Все явились, все здесь, только каткуских нет, даже Виллу не видно. Нет и Ээви из Куузику, словно она сговорилась с каткускими не ходить на яанов огонь, если пригласит хозяйка Кырбоя. Но на самом деле Ээви не встречалась и не разговаривала с каткускими ни сегодня, ни вчера, она уже несколько дней не видела даже Виллу — ведь тот все свободное время воюет с камнями на Кивимяэ. Ээви работает в хозяйской усадьбе, отрабатывает дни за хибарку, а ее сына нянчит мать. Но в последние дни мать прихворнула, и поэтому в хибарке все вверх дном; Ээви, которая возвращается с работы только вечером, приходится по ночам заниматься хозяйством. Вот и сегодня она совсем заработалась и даже не думает идти в Кырбоя на яанов огонь. Когда она, вернувшись из хозяйской усадьбы, рассказала матери о приглашении кырбояского Яана, та ответила ей со вздохом:
— Какой тебе еще яанов огонь, твой яанов огонь уже в люльке. Пусть другие идут, пусть пляшут, пока до своего не допляшутся, — ведь раньше все равно не угомонятся.
Ээви и сама так считала — пусть другие идут, пусть пляшут, она останется дома, постирает детское белье, там приберет, тут почистит — в жизни без этого не обойтись. Так она и осталась дома, не пошла в Кырбоя на яанов огонь, хотя ее и пригласила молодая хозяйка.
Ээви казалось, что, загляни к ней сегодня вечером Виллу, она ни разу и не вспомнила бы про яанов огонь, про лодку, плывущую по кырбояскому озеру, про то, что на берегу заливается гармошка лыугуского Кусти и кружатся пары. Но Виллу что-то не торопится. Виллу заставляет себя ждать, словно он и в канун яанова дня засиделся на Кивимяэ подле своих взорванных и невзорванных камней. Лишь проработав до полуночи, да так и не дождавшись Виллу, Ээви начинает думать, что Виллу вовсе не придет, что причиной тому приглашение кырбояской хозяйки, которое ее работник развез по всей деревне, по всем хуторам. Утомившись, Ээви ложится спать, но и во сне ее донимают все те же мысли, и она не находит себе покоя. Она думает о каткуском Виллу, отце своего ребенка, думает о кырбояской барышне, теперь уже хозяйке усадьбы, и этим бессвязным мыслям нет ни конца, ни края, они давят ее, точно тяжелый кошмар.
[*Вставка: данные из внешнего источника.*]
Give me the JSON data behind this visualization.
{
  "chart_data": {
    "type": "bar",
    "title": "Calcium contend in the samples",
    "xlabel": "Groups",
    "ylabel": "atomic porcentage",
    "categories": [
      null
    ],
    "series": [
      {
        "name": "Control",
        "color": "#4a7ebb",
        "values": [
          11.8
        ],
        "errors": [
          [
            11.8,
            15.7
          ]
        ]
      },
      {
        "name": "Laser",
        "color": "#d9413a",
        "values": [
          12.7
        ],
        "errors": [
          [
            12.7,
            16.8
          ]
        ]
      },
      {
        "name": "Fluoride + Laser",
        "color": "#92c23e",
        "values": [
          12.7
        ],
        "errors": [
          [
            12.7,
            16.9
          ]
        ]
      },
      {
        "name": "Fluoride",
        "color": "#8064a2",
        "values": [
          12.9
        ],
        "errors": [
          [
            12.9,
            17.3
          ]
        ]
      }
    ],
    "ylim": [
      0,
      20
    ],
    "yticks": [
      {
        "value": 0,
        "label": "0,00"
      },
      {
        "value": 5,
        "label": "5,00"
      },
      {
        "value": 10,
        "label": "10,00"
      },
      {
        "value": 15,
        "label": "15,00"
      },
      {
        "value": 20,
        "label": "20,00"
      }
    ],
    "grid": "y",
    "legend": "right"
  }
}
Но тем, кто встречает яанов день на берегу кырбояского озера, нет дела до кошмаров бобылки Ээви. До них нет дела даже, пожалуй, самому Виллу; он долго колебался, пойти ему на праздник или остаться дома. О-о, у Виллу были связаны с этим праздником свои планы, они родились, как только Яан передал ему приглашение хозяйки. Он, бог весть почему, сразу решил, что кырбояский праздник сорвется, поскольку он, Виллу, решил сыграть со всеми штуку. Он опять дома, свой срок в тюрьме он отсидел и теперь хочет доказать, что он вновь свободный человек и волен делать что ему угодно, пусть это даже восстановит против него всю округу. Виллу решил устроить так, чтобы гармонист Кусти не пошел на праздник, а остался с ним, с Виллу, — они бы пили из одной бутылки и беседовали по душам. Пусть бы Кусти болтал с Виллу, забыв о приглашении хозяйки Кырбоя, пусть бы играл на гармошке для одного только Виллу, словно это у Виллу праздник, словно это он празднует нынче свой день рождения с пестрыми бумажными фонариками и ракетами.
И вот Кусти пьет из бутылки каткуского Виллу и беседует с ним, точно Виллу — хозяин праздника, устроенного на берегу кырбояского озера; однако не пойти к озеру Кусти не может, сегодня для него приглашение хозяйки Кырбоя важнее, чем водка каткуского Виллу. Выпив лишь столько, сколько нужно для поднятия настроения, Кусти уходит, растягивая на ходу мехи своей трехрядки; он играет с такой удалью и задором, точно сам хозяин праздника подпоил его с тем, чтобы Кусти сыграл свои лучшие вещи.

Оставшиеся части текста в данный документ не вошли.